The use of artificial intelligence (AI) systems has been present in our daily lives for several years now, however, with the irruption of generative AI systems (those capable of creating content) everything seems to have changed at a speed that is difficult to keep up with. Traditional AI (a term that evokes something that has been around for a long time) is present in our daily activities, processing data in quantities that are quite difficult to conceive. This directly and indirectly influences our consumption habits, both physical and digital, the way we move, shop, entertain ourselves, among many others, however, generative AI, which is quite new, has shown to have an important capacity to produce consequences in people.
Generative AI has the ability to create texts, images, sounds, programming codes, use personal data such as image or voice, credibly impersonate an identity, among many other uses, some good, others less so. All this comes along with the obvious ethical concerns raised from the use of generative AI and the dual capacity it has, to generate good things as well as to produce harm. Traditional AI has its own challenges and characteristics that, although innumerable, we can mention the very close autonomous transportation technology (cars, aircrafts, drones) and its obvious capacity to produce damages derived from errors whose attribution of fault is diffuse and complex.
At the forefront of this issue is the European Union, which through the European Parliament and its enviable ability to identify legislation necessary for society at specific times, as well as the ability to develop such legislation under technical and professional parameters, has produced three important initiatives. The first, an AI law that establishes and regulates the obligations and actions of AI providers, classifying them according to their potential risk of harm, focuses on the protection of fundamental rights and establishes standards of transparency and security. Thus, it classifies them into AI systems of minimal risk; others of limited risk, being those systems that allow the user to discern and decide whether to use the system.
Then, it classifies high-risk AI systems and another interesting category called “unacceptable risk” that addresses very logical collective ethical concerns such as cognitive behavioral manipulation (especially of vulnerable groups susceptible to indoctrination such as children and minorities at social risk); social classification or scoring (based on ethnicity, socioeconomic or other characteristics) and biometric identification systems, the latter for reasons that could be the subject of a whole book.
In addition to the European regulation on AI (of general application) there is the draft Directive on Civil Liability for the use of AI which, after extensive studies and discussions, represents a paradigm shift in the application of traditional civil liability rules. This is because it is recognized that damages caused from the use of AI systems generate evidentiary challenges for the victim who is seeking compensation.
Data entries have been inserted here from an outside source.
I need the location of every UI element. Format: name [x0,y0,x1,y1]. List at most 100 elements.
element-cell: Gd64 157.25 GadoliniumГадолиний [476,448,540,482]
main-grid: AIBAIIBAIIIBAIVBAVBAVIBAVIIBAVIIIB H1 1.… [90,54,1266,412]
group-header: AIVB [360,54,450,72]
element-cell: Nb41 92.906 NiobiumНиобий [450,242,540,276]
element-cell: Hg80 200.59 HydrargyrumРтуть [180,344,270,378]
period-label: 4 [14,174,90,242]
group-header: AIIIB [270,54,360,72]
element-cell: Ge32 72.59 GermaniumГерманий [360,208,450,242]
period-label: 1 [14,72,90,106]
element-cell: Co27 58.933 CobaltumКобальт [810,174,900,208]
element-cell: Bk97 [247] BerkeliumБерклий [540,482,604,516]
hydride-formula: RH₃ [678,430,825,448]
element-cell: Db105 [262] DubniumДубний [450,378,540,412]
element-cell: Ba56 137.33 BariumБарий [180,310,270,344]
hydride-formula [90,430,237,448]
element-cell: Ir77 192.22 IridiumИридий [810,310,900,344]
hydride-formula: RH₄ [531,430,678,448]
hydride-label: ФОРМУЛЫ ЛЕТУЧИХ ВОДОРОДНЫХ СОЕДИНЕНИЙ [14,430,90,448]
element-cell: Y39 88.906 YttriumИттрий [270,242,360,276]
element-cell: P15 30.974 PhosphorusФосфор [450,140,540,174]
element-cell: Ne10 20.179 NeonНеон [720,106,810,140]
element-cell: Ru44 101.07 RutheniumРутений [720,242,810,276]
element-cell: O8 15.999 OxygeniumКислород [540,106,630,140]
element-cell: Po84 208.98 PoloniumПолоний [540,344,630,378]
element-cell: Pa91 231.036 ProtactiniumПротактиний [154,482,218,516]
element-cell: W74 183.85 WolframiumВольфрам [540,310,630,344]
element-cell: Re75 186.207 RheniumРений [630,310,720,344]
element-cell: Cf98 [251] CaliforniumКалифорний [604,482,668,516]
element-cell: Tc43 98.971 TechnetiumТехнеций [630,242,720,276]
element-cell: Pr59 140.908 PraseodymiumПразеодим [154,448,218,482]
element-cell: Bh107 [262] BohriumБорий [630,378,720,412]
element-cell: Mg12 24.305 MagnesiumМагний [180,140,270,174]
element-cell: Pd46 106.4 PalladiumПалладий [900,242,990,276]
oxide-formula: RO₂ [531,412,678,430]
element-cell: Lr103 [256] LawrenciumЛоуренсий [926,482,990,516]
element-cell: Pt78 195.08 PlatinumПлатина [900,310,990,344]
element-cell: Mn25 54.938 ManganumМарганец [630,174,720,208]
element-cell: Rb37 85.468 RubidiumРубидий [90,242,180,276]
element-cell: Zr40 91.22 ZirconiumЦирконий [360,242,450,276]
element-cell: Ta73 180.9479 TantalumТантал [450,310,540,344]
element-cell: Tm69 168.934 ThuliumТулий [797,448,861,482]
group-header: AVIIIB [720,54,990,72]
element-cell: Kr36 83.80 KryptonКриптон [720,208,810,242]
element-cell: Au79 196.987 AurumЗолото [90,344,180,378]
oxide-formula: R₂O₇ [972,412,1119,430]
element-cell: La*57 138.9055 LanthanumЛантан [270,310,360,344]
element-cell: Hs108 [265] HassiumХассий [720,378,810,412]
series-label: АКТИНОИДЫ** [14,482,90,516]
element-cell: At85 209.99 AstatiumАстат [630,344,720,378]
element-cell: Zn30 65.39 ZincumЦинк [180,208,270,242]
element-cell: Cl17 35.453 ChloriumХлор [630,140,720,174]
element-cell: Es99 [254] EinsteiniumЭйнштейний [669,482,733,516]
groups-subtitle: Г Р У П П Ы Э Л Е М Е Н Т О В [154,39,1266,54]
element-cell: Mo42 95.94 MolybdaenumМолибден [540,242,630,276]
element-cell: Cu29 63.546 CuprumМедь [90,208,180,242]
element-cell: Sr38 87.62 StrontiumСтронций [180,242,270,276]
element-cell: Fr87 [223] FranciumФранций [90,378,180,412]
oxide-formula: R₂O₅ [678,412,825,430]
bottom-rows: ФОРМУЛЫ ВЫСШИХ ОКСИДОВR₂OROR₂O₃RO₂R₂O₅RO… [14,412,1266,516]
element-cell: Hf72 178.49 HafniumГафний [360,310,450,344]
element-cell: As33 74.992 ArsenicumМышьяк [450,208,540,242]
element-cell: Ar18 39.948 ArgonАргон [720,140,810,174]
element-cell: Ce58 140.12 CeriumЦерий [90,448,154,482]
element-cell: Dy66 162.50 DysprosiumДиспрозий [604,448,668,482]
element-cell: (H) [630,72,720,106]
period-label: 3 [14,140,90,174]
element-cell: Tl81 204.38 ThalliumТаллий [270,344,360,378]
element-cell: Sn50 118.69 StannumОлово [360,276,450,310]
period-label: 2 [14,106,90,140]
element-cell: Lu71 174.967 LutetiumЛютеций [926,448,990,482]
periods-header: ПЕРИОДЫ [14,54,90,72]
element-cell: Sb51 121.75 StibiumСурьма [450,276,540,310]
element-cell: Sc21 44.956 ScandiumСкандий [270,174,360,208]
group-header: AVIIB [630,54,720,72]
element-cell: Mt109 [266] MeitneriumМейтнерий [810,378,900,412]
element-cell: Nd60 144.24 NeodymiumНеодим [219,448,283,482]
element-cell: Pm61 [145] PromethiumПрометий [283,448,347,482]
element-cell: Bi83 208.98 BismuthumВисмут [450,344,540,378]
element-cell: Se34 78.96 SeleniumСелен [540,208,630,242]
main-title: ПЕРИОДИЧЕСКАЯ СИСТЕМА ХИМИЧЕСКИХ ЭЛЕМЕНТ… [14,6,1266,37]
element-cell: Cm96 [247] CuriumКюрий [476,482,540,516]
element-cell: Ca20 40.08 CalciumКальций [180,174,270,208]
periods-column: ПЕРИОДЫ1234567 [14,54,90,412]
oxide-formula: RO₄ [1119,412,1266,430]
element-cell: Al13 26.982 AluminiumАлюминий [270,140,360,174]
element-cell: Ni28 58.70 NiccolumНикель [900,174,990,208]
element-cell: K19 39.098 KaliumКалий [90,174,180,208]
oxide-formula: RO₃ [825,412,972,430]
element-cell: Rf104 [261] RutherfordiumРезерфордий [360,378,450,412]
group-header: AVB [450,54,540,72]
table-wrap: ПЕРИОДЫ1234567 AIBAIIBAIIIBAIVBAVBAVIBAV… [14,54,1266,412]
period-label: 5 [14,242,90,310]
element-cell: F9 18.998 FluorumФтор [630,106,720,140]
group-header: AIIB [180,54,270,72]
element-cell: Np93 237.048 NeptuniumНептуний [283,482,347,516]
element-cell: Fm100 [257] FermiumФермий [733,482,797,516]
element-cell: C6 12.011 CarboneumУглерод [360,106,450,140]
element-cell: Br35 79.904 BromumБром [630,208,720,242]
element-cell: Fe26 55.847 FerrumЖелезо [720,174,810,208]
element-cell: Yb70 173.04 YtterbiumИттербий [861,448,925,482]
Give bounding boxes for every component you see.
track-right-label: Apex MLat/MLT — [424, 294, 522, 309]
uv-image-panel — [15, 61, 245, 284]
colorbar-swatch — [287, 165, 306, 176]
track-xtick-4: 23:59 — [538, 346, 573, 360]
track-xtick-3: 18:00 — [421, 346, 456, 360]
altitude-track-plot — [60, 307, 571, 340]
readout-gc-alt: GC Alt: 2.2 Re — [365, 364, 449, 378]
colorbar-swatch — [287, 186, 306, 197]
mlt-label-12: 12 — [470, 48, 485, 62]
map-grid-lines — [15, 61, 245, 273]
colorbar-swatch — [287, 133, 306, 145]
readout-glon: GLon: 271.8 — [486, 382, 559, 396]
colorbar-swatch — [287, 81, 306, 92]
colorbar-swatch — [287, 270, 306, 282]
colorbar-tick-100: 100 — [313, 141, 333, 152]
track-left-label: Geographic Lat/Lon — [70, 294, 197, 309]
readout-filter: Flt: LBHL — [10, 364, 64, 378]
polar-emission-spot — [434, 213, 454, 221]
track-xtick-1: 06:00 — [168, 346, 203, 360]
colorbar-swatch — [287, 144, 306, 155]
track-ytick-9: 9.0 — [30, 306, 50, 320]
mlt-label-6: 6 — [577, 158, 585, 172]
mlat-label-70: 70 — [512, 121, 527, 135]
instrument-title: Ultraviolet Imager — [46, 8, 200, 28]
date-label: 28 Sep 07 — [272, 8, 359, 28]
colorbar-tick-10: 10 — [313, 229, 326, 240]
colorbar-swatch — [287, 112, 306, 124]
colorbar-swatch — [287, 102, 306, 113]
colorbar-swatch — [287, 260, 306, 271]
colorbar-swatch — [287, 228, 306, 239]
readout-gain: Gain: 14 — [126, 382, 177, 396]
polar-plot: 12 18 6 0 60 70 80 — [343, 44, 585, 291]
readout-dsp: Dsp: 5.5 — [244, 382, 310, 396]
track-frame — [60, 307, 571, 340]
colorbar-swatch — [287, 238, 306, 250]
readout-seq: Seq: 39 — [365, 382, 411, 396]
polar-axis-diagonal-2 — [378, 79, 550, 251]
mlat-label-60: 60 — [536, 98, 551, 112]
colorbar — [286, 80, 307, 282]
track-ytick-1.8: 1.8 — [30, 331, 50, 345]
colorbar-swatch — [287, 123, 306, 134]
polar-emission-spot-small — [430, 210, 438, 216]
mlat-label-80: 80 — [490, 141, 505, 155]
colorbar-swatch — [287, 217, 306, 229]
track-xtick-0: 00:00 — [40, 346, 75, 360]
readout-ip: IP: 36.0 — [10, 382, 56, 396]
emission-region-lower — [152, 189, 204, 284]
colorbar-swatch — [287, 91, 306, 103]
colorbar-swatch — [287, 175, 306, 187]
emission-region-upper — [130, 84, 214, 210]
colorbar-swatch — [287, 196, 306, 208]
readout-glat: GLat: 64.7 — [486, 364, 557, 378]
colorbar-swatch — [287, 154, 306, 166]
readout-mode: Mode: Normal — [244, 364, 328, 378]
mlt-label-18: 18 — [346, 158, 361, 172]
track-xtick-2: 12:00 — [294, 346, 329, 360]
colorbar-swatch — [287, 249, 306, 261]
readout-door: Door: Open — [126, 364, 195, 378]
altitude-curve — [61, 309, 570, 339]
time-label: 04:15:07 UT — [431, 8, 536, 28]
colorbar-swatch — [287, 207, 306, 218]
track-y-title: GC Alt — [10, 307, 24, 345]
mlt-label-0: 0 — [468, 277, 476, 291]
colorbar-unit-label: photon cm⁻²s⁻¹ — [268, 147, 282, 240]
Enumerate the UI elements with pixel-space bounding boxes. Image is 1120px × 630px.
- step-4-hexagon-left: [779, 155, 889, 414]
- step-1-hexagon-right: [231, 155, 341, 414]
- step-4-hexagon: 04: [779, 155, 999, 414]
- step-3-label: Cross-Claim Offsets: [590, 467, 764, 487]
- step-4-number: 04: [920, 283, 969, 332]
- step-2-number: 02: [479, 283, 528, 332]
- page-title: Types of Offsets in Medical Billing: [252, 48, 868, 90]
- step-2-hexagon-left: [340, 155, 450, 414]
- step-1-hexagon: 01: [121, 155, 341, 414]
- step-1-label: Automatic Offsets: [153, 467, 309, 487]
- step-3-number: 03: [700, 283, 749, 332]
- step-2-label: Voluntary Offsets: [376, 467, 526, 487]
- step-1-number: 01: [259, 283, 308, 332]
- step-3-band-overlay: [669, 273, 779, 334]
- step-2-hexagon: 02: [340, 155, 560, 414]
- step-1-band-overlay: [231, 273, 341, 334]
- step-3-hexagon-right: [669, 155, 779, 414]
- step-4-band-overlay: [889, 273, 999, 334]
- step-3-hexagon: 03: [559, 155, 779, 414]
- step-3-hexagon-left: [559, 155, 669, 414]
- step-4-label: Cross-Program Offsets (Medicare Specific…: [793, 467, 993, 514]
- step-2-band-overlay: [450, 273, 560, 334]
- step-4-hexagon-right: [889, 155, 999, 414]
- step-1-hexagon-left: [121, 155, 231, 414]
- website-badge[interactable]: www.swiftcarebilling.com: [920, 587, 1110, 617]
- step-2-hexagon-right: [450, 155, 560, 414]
In a traditional tort, the victim must sue the right person, prove the damage and very importantly, must prove the causal link of the defendant’s actions with the damage he suffered. The European Union Directive seeks to limit the burden of proof to the victim, establishing a rebuttable presumption (iuris tantum) of the causal link, in addition, it facilitates the victim’s access to evidentiary material through the corresponding courts.
Finally, and with good sense, the European Union, proposes reforms to its product liability directive, which already since 1985 provides an strict liability (the existence of negligence is not relevant) for damage caused by defective products, while recognizing again very specific problems posed by the use of products based on AI systems that can be considered defective, for example, who to sue (the developer, the owner, the supplier, the user? ) and the consideration of software and digital files (application, program, language and their related) as a “product”. The traditional rules on subsidiary liability for damage caused by things, developed by Roman law and perfected by the French codification with the Industrial Revolution, are obsolete.
All of the above has a direct impact on the world of liability insurance. There is a new way of causing damage, there are new risks derived from the use of products and conducts that are insurable, and therefore, the insurance and reinsurance market faces important challenges ahead to adapt. On the one hand, due to the discussions of the European Union’s directive on civil liability for damage generated from the use of AI, raise the possibility of mandatory insurance for providers of AI systems, which would create immediate demand. On the other hand, there is a natural demand arising from market competition from companies using AI systems.
The main challenges which most experts agree are related to the design of adequate products, considering the lack of sufficient data on claims (both the occurrence and the form and causes of such claims) as well as the absence of accurate actuarial models related to frequency of occurrence and magnitude of damages, among other essential elements for the adequate management of risk by the insurance sector.
Algorithmic risk (as Zurich and Microsoft called it in the White Paper entitled “Artificial Intelligence and Algorithmic Liability”, 2021) is a reality present in daily life, and in a very short time, it will increase directly proportional to the use of AI systems, so we must aspire that the antiquated regulatory and jurisprudential systems in Latam start, at least, to emulate systems from other latitudes to allow us to move forward and be closer to the world in which we live.
Jorge Alexander Olivardía
Insuralex Exclusive Member in Panama.